Tom Bechman asked me to reflect on my more than 60 years working with corn and determine factors that were important then and are still important now. Row widths, seeding rates, even brand names for corn all have changed. But there are certain key factors that applied in 1960, when I was learning to be a corn breeder, that still apply as you prepare for 2021.
Here are seven factors that were important in 1960 and are still critical today:
1. Hybrid genetics. Today’s genetics are far advanced from what your grandfather grew in 1960. But the goal should still be the same. You want to identify and plant top-flight genetics that perform well on your farm. Hybrid selection is where the quest for high yields and economical yields begins.
2. Adequate nutrition. Farmers were just learning about the importance of nitrogen for corn in 1960. The basic concept hasn’t changed. Corn needs adequate nitrogen to produce economical yields. It also needs enough phosphorus, potassium and other macro- and micronutrients, just as it did then. If you see deficiency symptoms before the end of the growing season, your crop is telling you something is missing.

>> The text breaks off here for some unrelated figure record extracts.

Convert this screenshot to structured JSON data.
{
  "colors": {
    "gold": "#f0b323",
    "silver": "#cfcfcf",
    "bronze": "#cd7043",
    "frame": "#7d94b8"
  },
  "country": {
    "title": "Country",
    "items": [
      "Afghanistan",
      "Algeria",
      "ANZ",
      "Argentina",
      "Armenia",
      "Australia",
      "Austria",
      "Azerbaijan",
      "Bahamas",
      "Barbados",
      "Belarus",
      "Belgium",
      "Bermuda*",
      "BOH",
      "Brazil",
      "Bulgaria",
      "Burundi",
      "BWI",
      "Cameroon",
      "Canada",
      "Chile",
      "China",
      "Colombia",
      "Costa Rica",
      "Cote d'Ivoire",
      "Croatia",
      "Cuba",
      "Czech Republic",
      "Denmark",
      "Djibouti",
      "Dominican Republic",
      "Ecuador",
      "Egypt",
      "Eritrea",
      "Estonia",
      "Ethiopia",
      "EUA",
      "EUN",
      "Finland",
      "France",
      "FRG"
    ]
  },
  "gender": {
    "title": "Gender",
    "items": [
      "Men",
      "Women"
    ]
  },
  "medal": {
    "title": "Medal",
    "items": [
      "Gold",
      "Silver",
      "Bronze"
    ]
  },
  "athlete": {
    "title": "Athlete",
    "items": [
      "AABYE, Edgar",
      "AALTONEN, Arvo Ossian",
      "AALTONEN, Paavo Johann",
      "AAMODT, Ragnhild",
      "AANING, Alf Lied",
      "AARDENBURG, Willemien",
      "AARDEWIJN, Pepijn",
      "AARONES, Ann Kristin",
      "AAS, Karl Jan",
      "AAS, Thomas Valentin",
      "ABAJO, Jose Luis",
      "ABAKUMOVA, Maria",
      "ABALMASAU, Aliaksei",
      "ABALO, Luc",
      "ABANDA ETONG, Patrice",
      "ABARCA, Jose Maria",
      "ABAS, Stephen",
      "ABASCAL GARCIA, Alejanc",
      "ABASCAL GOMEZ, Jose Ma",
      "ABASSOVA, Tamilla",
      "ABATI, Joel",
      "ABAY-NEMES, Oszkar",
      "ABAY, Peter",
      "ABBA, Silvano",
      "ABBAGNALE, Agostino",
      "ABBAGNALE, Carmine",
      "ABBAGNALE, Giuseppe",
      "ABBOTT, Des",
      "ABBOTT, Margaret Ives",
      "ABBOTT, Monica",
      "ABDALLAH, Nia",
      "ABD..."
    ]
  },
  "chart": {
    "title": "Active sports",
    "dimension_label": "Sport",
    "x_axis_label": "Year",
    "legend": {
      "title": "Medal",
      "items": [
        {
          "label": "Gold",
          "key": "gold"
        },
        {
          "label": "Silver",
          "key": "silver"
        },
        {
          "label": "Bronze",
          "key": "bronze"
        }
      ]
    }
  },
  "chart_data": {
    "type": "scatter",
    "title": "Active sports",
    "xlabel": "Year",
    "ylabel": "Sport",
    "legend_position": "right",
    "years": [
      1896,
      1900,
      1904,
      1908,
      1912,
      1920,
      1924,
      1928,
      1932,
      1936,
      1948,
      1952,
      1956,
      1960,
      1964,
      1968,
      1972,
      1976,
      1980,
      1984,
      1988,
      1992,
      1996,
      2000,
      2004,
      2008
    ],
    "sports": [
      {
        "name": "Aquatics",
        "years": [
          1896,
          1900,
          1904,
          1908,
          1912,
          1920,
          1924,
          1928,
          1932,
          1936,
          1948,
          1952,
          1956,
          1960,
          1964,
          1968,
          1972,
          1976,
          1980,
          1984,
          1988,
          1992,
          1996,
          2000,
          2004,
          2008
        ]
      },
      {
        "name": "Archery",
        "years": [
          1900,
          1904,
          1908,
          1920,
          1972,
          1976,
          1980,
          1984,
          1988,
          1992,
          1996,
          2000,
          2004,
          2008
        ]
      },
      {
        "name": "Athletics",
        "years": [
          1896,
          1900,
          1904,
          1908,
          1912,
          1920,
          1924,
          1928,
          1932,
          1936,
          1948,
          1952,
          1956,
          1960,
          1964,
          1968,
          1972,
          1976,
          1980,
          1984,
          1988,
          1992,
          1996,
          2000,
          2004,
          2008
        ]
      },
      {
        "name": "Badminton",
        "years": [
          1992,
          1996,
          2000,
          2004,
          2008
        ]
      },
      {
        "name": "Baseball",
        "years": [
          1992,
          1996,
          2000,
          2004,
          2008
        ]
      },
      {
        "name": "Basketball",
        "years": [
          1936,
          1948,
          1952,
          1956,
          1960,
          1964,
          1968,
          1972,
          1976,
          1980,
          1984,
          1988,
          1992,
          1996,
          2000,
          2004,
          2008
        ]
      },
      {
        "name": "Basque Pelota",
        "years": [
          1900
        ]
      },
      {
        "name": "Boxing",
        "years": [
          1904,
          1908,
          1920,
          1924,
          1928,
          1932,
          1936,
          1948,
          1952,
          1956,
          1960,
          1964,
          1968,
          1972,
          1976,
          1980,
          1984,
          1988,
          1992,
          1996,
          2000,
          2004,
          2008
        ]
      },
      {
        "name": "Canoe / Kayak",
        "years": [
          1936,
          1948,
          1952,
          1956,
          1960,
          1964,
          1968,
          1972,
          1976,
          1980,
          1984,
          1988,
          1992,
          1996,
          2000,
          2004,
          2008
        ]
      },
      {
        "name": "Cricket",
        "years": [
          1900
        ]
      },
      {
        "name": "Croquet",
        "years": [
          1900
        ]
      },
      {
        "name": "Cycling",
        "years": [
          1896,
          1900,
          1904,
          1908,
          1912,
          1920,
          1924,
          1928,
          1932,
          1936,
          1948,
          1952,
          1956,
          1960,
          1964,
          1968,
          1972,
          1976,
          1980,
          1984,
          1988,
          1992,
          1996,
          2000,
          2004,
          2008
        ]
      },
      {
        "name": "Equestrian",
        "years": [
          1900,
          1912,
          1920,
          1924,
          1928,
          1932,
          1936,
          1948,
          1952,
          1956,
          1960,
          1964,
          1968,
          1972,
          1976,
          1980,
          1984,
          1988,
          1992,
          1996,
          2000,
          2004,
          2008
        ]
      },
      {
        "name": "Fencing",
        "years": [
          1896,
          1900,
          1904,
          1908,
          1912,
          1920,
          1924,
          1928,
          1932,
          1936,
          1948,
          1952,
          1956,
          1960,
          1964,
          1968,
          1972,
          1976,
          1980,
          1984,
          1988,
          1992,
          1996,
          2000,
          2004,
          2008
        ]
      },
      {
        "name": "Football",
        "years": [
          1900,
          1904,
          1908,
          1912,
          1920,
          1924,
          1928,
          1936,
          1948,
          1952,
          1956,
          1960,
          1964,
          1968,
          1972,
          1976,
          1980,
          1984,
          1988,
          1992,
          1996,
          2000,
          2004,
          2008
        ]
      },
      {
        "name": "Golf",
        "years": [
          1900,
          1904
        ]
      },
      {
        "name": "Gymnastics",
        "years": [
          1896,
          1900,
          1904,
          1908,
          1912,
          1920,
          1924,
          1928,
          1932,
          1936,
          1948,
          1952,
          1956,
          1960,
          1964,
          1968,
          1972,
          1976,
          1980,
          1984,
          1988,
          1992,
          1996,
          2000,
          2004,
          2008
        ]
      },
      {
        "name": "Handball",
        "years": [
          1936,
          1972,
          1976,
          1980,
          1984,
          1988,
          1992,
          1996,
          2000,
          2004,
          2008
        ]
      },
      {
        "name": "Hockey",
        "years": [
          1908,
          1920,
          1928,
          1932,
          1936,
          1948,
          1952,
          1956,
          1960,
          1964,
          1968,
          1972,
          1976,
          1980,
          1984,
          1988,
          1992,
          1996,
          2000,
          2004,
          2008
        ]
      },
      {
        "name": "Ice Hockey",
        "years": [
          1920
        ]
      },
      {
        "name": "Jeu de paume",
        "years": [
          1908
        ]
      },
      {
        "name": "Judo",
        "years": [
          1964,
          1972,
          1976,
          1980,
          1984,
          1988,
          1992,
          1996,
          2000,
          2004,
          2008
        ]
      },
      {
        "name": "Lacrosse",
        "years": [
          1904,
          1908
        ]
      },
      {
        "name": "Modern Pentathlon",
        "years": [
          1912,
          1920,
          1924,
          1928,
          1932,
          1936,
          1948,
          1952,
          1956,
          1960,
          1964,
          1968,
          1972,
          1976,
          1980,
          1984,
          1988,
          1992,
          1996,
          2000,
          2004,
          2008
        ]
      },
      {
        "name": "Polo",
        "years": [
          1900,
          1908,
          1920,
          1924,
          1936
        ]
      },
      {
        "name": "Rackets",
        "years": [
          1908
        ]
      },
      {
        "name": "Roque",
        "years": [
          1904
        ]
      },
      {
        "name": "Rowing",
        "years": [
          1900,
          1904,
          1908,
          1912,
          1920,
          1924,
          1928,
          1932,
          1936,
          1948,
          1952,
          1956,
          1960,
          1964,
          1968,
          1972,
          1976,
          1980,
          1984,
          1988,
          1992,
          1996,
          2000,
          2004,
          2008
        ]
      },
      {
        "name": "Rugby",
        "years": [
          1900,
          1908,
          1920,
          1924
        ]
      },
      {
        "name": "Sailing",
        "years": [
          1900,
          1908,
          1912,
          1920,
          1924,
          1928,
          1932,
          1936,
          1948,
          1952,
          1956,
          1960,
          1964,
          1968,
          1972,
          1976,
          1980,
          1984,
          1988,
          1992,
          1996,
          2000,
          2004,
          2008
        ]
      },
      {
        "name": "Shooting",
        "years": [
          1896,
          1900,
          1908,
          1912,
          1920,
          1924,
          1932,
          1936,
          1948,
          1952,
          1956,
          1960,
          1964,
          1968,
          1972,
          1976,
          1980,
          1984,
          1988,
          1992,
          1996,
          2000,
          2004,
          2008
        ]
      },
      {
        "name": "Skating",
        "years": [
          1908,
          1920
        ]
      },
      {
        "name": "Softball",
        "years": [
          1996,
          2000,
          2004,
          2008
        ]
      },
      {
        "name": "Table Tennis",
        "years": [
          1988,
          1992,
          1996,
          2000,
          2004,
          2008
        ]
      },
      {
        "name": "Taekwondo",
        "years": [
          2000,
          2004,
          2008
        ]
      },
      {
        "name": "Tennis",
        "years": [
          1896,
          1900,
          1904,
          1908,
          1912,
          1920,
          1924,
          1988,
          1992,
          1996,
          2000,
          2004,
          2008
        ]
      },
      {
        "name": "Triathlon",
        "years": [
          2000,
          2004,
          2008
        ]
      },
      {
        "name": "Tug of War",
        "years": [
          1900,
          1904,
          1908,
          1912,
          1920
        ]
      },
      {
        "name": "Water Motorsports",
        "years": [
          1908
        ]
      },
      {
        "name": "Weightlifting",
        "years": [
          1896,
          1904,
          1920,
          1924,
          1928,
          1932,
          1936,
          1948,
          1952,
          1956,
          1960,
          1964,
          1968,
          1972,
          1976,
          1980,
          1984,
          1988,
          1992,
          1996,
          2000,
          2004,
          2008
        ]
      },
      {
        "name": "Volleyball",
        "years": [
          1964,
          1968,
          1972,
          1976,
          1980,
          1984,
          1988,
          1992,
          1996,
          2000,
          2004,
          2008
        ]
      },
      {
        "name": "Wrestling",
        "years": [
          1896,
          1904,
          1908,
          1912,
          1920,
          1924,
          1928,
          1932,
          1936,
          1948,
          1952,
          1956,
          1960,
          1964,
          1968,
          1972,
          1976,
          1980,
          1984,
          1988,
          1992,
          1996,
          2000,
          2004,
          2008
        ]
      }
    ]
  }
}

3. Good seed-to-soil contact. Planters 60 years ago weren’t as sophisticated as planters today, but more seedbed preparation often substituted for closing wheels that might not have firmed in seed as well as modern planters do. Freedom from clods and good seed-to-soil contact, with adequate down pressure on row units to make it happen, have always been important. There’s just more technology available to help achieve these today.
4. Uniform seedling emergence. When farmers judged early-season corn performance 60 years ago, they looked at plant spacing, but they also looked at how evenly plants emerged. If they didn’t emerge evenly, either the seedbed wasn’t properly prepared or the planter wasn’t placing and firming seed correctly. The same concept applies today.
5. Equal spacing of plants within the rows. When the John Deere 494A and other planters were in their heyday in the 1960s, the goal was still to space plants evenly. It would be some 30 years before Bob Nielsen at Purdue University would prove how much uneven spacing costs in terms of yield. His work still applies.
6. Disease and insect tolerance. If you look at seed brochures from the 1960s, they stressed how hybrids stood up to specific diseases and insects. This was 30 years before built-in Bt insect protection, but planning to control insect and disease threats with current technology was crucial then and still is now.
7. Soil compaction. Did soils compact in the 1960s? The 1970s? The 1980s? You bet they did. It wasn’t as obvious because more farmers still included other crops in rotations, at least in the 1960s, and equipment, while growing larger, wasn’t as heavy as machinery today. Since Purdue’s Gary Steinhardt and others proved in the early 1980s that “tall corn, short corn” was usually caused by soil compaction, minimizing soil compaction has become an important part of any high-yield game plan.